The interest rate for new Subsidized Stafford loans for graduate students, new Unsubsidized Stafford loans (not need-based), and new PLUS loans are unchanged from the 2008-2009 financial aid year: 6.8% for Graduate Subsidized Stafford loans and all Unsubsidized Stafford loans, 8.5% for PLUS loans taken out through the FFEL program, and 7.9% for PLUS loans taken out through the Direct Loan program.
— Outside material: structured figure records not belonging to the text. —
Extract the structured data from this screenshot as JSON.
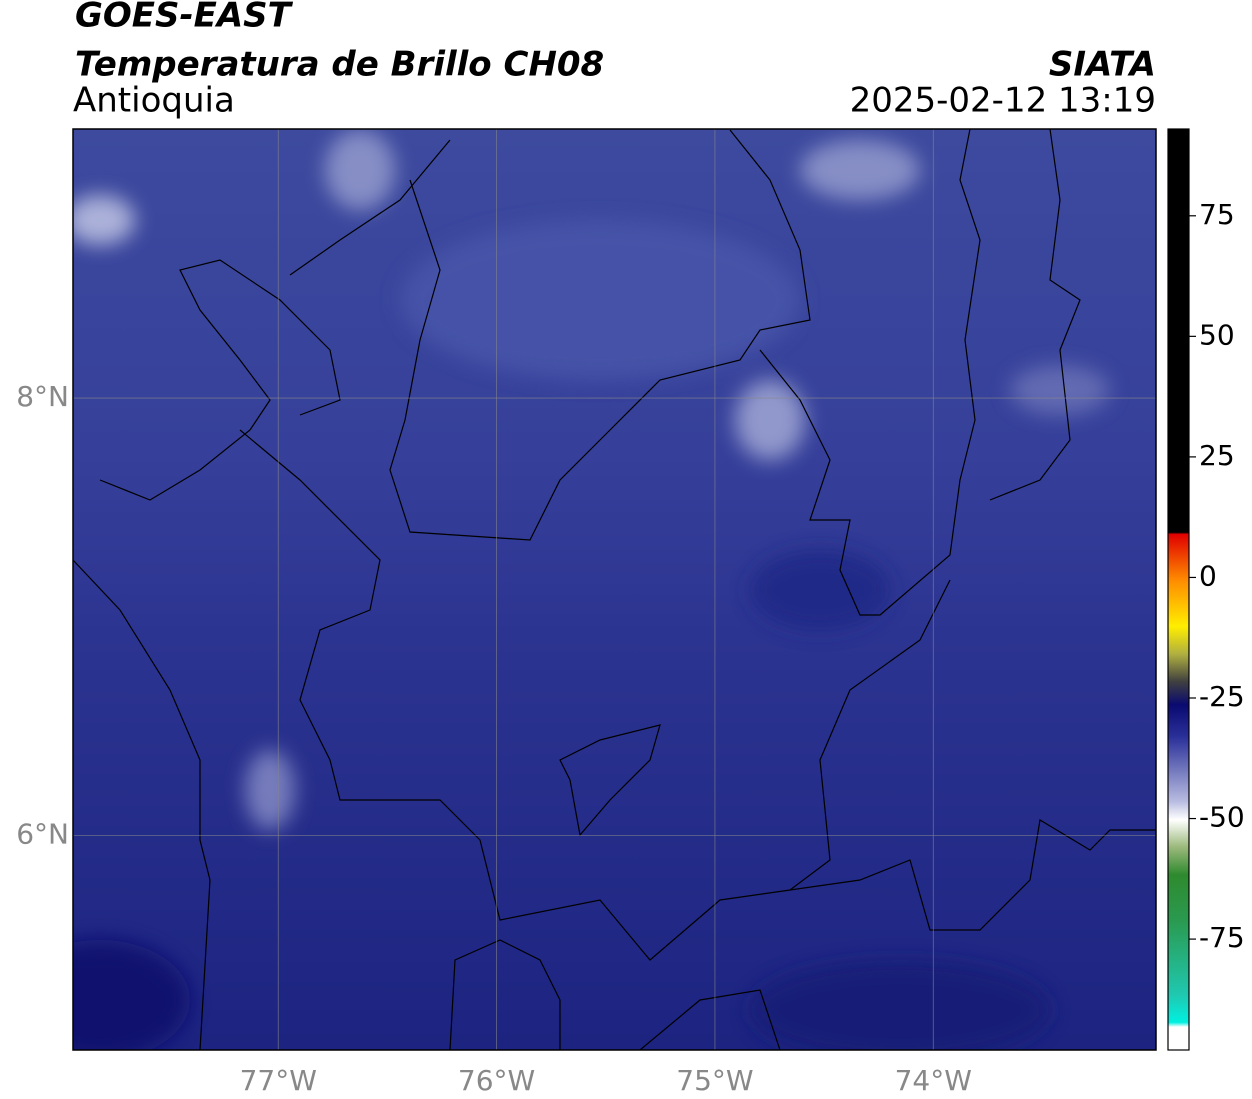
{
  "header": {
    "title": "GOES-EAST",
    "subtitle": "Temperatura de Brillo CH08",
    "region": "Antioquia",
    "source": "SIATA",
    "datetime": "2025-02-12 13:19"
  },
  "map": {
    "xlim": [
      -77.94,
      -72.98
    ],
    "ylim": [
      5.02,
      9.23
    ],
    "lon_ticks": [
      {
        "value": -77,
        "label": "77°W"
      },
      {
        "value": -76,
        "label": "76°W"
      },
      {
        "value": -75,
        "label": "75°W"
      },
      {
        "value": -74,
        "label": "74°W"
      }
    ],
    "lat_ticks": [
      {
        "value": 8,
        "label": "8°N"
      },
      {
        "value": 6,
        "label": "6°N"
      }
    ]
  },
  "colorbar": {
    "lim": [
      -98,
      93
    ],
    "ticks": [
      75,
      50,
      25,
      0,
      -25,
      -50,
      -75
    ]
  }
}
However, interest rates also drop on variable-rate Stafford loans and PLUS loans issued between 1998 and 2006. For a student still in school, or whose loans are already in repayment, grace period, deferment, or forbearance, the rates on these loans now range from 1.8% to 3.28%. A table on the Department of Education’s website lists all the Stafford and PLUS loan interest rates effective today. You may be able to consolidate your existing student loans issued before 2006 at one of these rates.

While federal student loan interest rates go down, the upper limit on Pell Grants goes up: the maximum amount for Pell Grants for the 2009-2010 school year is now $5,350. Pell grants are awarded to students whose FAFSA, the Free application for Federal Student Aid, calculates Pell grant eligibility.

To qualify for Pell grants and the low interest rates on federal student loans, you must fill out a FAFSA every year.

The Wall Street Journal outlines the intricacies of federal loan interest rates and fees.

Financial aid definition for the day: the difference between “Lender” and “Loan Servicer.” A student loan lender and a student loan servicer are two different roles, although some financial institutions may be both (for example, Sallie Mae). A student loan Lender is a financial institution, bank, or lending organization that actually loans you the money for your student loan. A Loan Servicer is an organization that monitors the loan transactions and collects the money for the lender, but is not necessarily the organization providing the loan funds.

If the Obama administration succeeds in its proposal to eliminate the FFEL program and handle all federal student loans through the Direct Loan program, then the U.S. Treasury will be the Lender and the four financial institutions recently selected by the Department of Education will be the Loan Servicers handling future federal loans.